Le point de bascule se calcule ensuite en deux temps :
- Écart de prix d'achat = prix électrique − prix thermique.
- Écart de coût annuel par km = (coût annuel thermique − coût annuel électrique) ÷ kilométrage annuel.
- Kilométrage de bascule = écart de prix d'achat ÷ écart de coût par km.
Une fois ce kilométrage cumulé atteint, l'électrique devient l'option la moins coûteuse au global. En dessous, c'est le thermique qui reste moins cher.
Un exemple chiffré vérifié
Prenons des paramètres réalistes et courants pour une citadine/compacte récente :
- Électrique : 35 000 € à l'achat, 18 kWh/100 km, électricité à 0,20 €/kWh, entretien 300 €/an.
- Thermique : 25 000 € à l'achat, 6 L/100 km, carburant à 1,80 €/L, entretien 600 €/an.
- Usage : 15 000 km/an.
Coût énergie annuel
- Électrique : (15 000 ÷ 100) × 18 × 0,20 € = 540 €/an
- Thermique : (15 000 ÷ 100) × 6 × 1,80 € = 1 620 €/an
Coût d'usage annuel total (énergie + entretien)

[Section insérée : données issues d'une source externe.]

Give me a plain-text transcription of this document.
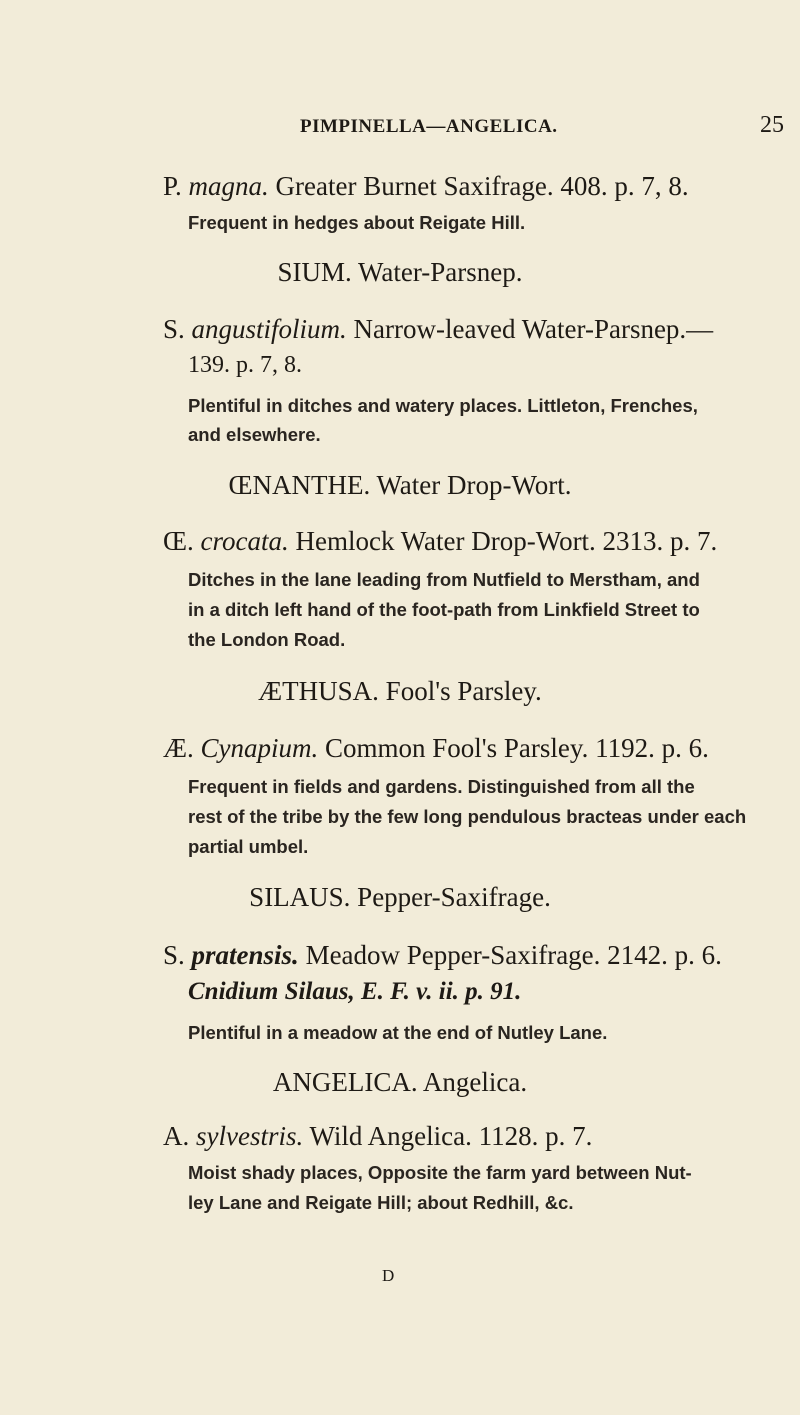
PIMPINELLA—ANGELICA.	25
P. magna. Greater Burnet Saxifrage. 408. p. 7, 8.
Frequent in hedges about Reigate Hill.
SIUM. Water-Parsnep.
S. angustifolium. Narrow-leaved Water-Parsnep.—
139. p. 7, 8.
Plentiful in ditches and watery places. Littleton, Frenches,
and elsewhere.
ŒNANTHE. Water Drop-Wort.
Œ. crocata. Hemlock Water Drop-Wort. 2313. p. 7.
Ditches in the lane leading from Nutfield to Merstham, and
in a ditch left hand of the foot-path from Linkfield Street to
the London Road.
ÆTHUSA. Fool's Parsley.
Æ. Cynapium. Common Fool's Parsley. 1192. p. 6.
Frequent in fields and gardens. Distinguished from all the
rest of the tribe by the few long pendulous bracteas under each
partial umbel.
SILAUS. Pepper-Saxifrage.
S. pratensis. Meadow Pepper-Saxifrage. 2142. p. 6.
Cnidium Silaus, E. F. v. ii. p. 91.
Plentiful in a meadow at the end of Nutley Lane.
ANGELICA. Angelica.
A. sylvestris. Wild Angelica. 1128. p. 7.
Moist shady places, Opposite the farm yard between Nut-
ley Lane and Reigate Hill; about Redhill, &c.
D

- Électrique : 540 € + 300 € = 840 €/an
- Thermique : 1 620 € + 600 € = 2 220 €/an
Calcul du point de bascule
- Écart de prix d'achat : 35 000 € − 25 000 € = 10 000 €
- Écart de coût annuel : 2 220 € − 840 € = 1 380 €/an, soit 1 380 € ÷ 15 000 km = 0,092 €/km d'économie pour l'électrique
- Kilométrage de bascule : 10 000 € ÷ 0,092 €/km ≈ 108 700 km cumulés
- À 15 000 km/an, cela représente 108 700 ÷ 15 000 ≈ 7,2 ans de possession
Concrètement, sur 8 ans de possession à 15 000 km/an (120 000 km cumulés), le point de bascule est franchi : le coût total s'élève à environ 41 720 € pour l'électrique (35 000 € + 840 € × 8) contre environ 42 760 € pour le thermique (25 000 € + 2 220 € × 8) — un écart final assez faible qui montre que la bascule vient tout juste de se produire. Avec le même véhicule utilisé seulement 6 000 km/an, le kilométrage cumulé sur 8 ans (48 000 km) resterait largement sous les 108 700 km : le thermique demeurerait alors la solution la moins coûteuse pendant toute la période.

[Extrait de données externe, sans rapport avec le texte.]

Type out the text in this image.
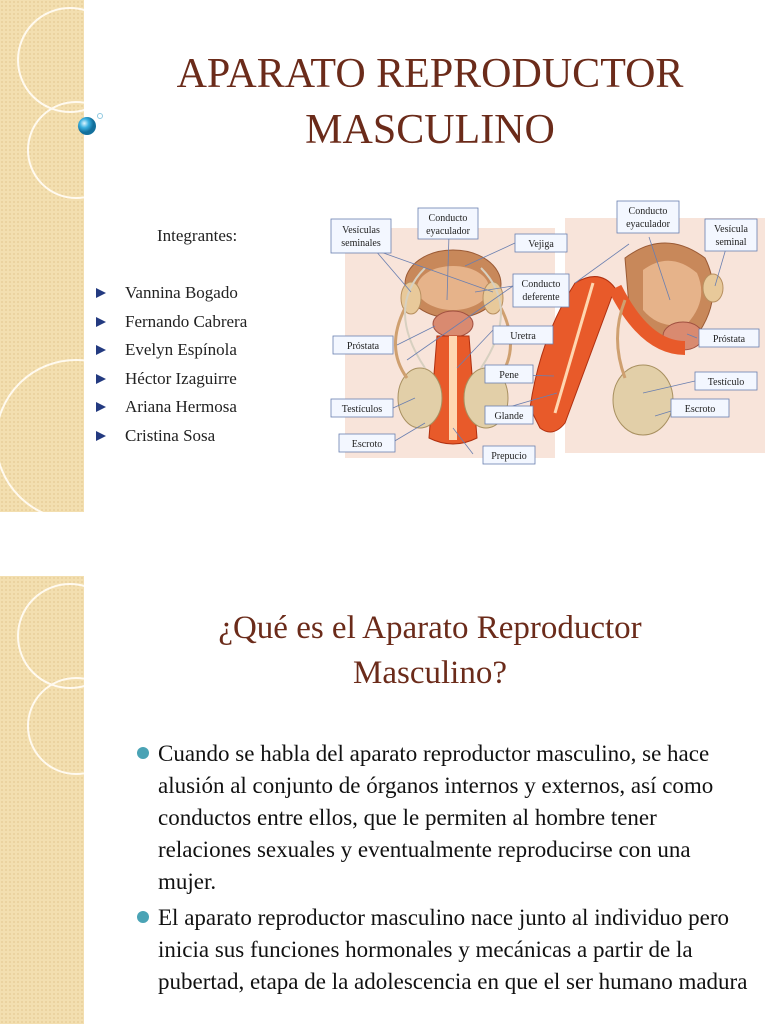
APARATO REPRODUCTOR
MASCULINO
Integrantes:
Vannina Bogado
Fernando Cabrera
Evelyn Espínola
Héctor Izaguirre
Ariana Hermosa
Cristina Sosa
Vesículas
seminales
Conducto
eyaculador
Vejiga
Conducto
deferente
Próstata
Uretra
Pene
Testículos
Glande
Escroto
Prepucio
Conducto
eyaculador	Vesícula
seminal
Próstata
Testículo
Escroto
¿Qué es el Aparato Reproductor
Masculino?
Cuando se habla del aparato reproductor masculino, se hace alusión al conjunto de órganos internos y externos, así como conductos entre ellos, que le permiten al hombre tener relaciones sexuales y eventualmente reproducirse con una mujer.
El aparato reproductor masculino nace junto al individuo pero inicia sus funciones hormonales y mecánicas a partir de la pubertad, etapa de la adolescencia en que el ser humano madura
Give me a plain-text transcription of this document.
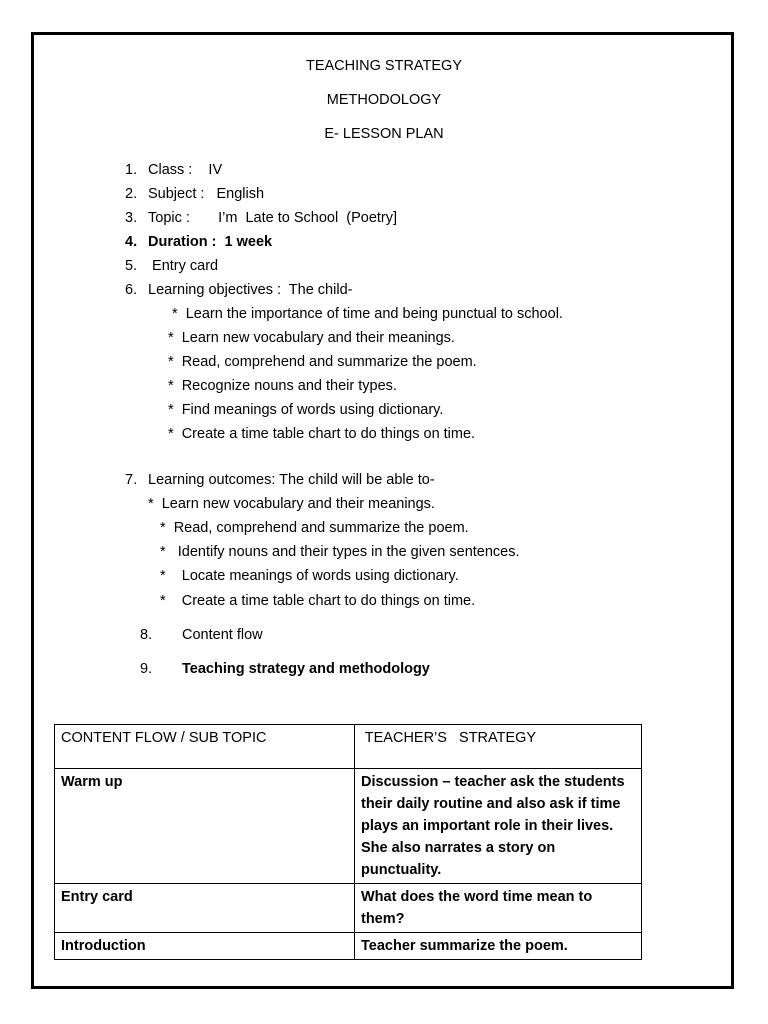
TEACHING STRATEGY
METHODOLOGY
E- LESSON PLAN
1. Class :    IV
2. Subject :   English
3. Topic :       I’m  Late to School  (Poetry]
4. Duration :  1 week
5. Entry card
6. Learning objectives :  The child-
*  Learn the importance of time and being punctual to school.
*  Learn new vocabulary and their meanings.
*  Read, comprehend and summarize the poem.
*  Recognize nouns and their types.
*  Find meanings of words using dictionary.
*  Create a time table chart to do things on time.
7. Learning outcomes: The child will be able to-
*  Learn new vocabulary and their meanings.
*  Read, comprehend and summarize the poem.
*   Identify nouns and their types in the given sentences.
*    Locate meanings of words using dictionary.
*    Create a time table chart to do things on time.
8. Content flow
9. Teaching strategy and methodology
CONTENT FLOW / SUB TOPIC	TEACHER’S   STRATEGY
Warm up	Discussion – teacher ask the students their daily routine and also ask if time plays an important role in their lives. She also narrates a story on punctuality.
Entry card	What does the word time mean to them?
Introduction	Teacher summarize the poem.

Ce que ce calcul n'inclut volontairement pas
Le bonus écologique, la prime à la conversion et les autres avantages fiscaux (stationnement gratuit, zones à faibles émissions, malus écologique sur le thermique) ne sont pas intégrés ici : leurs montants et conditions d'éligibilité évoluent trop souvent pour rester fiables dans un article ou un outil générique. La valeur de revente n'est pas non plus prise en compte. Si vous êtes éligible à l'un de ces dispositifs, ajoutez-le manuellement à votre propre calcul : il ne fait que réduire davantage le kilométrage de bascule en faveur de l'électrique.

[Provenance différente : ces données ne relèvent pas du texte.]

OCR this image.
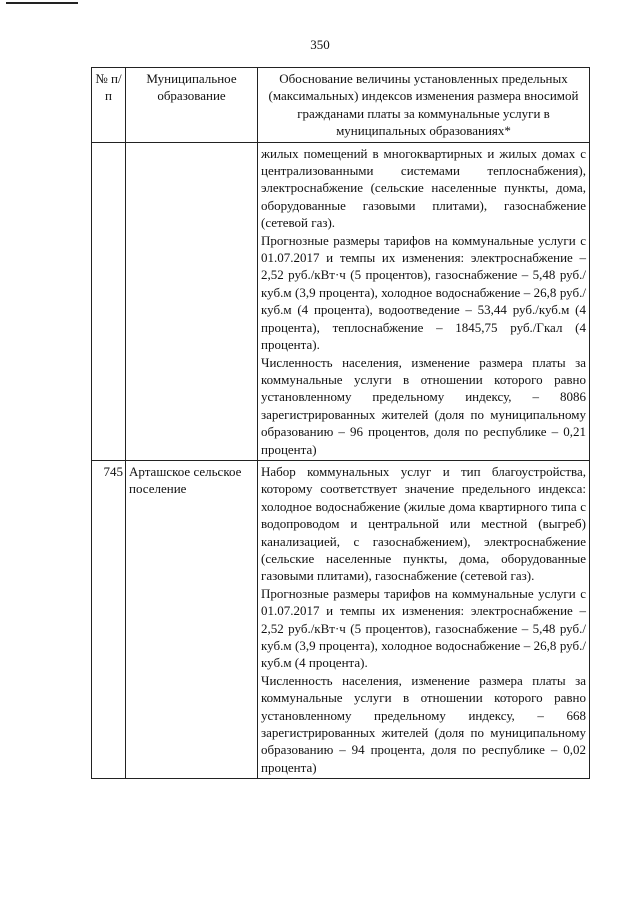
350
№ п/п	Муниципальное образование	Обоснование величины установленных предельных (максимальных) индексов изменения размера вносимой гражданами платы за коммунальные услуги в муниципальных образованиях*

		жилых помещений в многоквартирных и жилых домах с централизованными системами теплоснабжения), электроснабжение (сельские населенные пункты, дома, оборудованные газовыми плитами), газоснабжение (сетевой газ).

Прогнозные размеры тарифов на коммунальные услуги с 01.07.2017 и темпы их изменения: электроснабжение – 2,52 руб./кВт·ч (5 процентов), газоснабжение – 5,48 руб./куб.м (3,9 процента), холодное водоснабжение – 26,8 руб./куб.м (4 процента), водоотведение – 53,44 руб./куб.м (4 процента), теплоснабжение – 1845,75 руб./Гкал (4 процента).

Численность населения, изменение размера платы за коммунальные услуги в отношении которого равно установленному предельному индексу, – 8086 зарегистрированных жителей (доля по муниципальному образованию – 96 процентов, доля по республике – 0,21 процента)

745	Арташское сельское поселение	Набор коммунальных услуг и тип благоустройства, которому соответствует значение предельного индекса: холодное водоснабжение (жилые дома квартирного типа с водопроводом и центральной или местной (выгреб) канализацией, с газоснабжением), электроснабжение (сельские населенные пункты, дома, оборудованные газовыми плитами), газоснабжение (сетевой газ).

Прогнозные размеры тарифов на коммунальные услуги с 01.07.2017 и темпы их изменения: электроснабжение – 2,52 руб./кВт·ч (5 процентов), газоснабжение – 5,48 руб./куб.м (3,9 процента), холодное водоснабжение – 26,8 руб./куб.м (4 процента).

Численность населения, изменение размера платы за коммунальные услуги в отношении которого равно установленному предельному индексу, – 668 зарегистрированных жителей (доля по муниципальному образованию – 94 процента, доля по республике – 0,02 процента)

Gros rouleur ou petit rouleur : pas de réponse universelle
Ce calcul ne cherche pas à désigner une motorisation « gagnante » dans l'absolu — cela dépendrait entièrement du kilométrage annuel, du prix local de l'énergie, du modèle choisi et de la durée de possession réelle. Un gros rouleur (plus de 20 000 km/an) atteint généralement le point de bascule en 3 à 5 ans et a donc statistiquement plus à gagner avec l'électrique sur la durée. Un petit rouleur (moins de 8 000 km/an) risque de changer de véhicule avant même d'atteindre ce seuil, ce qui rend le thermique — ou l'occasion — souvent plus pertinent financièrement sur cette période. Entre les deux, tout dépend des chiffres propres à chaque situation.
À retenir
- L'électrique coûte en général plus cher à l'achat mais moins cher à l'usage (énergie + entretien) : la rentabilité dépend du kilométrage cumulé, pas d'un jugement de valeur.
- Le point de bascule se calcule ainsi : écart de prix d'achat ÷ écart de coût d'usage par km.
- Dans l'exemple chiffré (35 000 € / 18 kWh/100 km / 0,20 €/kWh / 300 €/an vs 25 000 € / 6 L/100 km / 1,80 €/L / 600 €/an), le point de bascule est atteint à environ 108 700 km, soit environ 7,2 ans à 15 000 km/an.
- Bonus écologique, prime à la conversion et valeur de revente ne sont volontairement pas inclus : ils évoluent trop souvent pour être fiables dans un calcul générique.
- Gros rouleur ou petit rouleur : c'est le facteur qui détermine tout — recalculez avec vos propres chiffres pour connaître votre seuil personnel.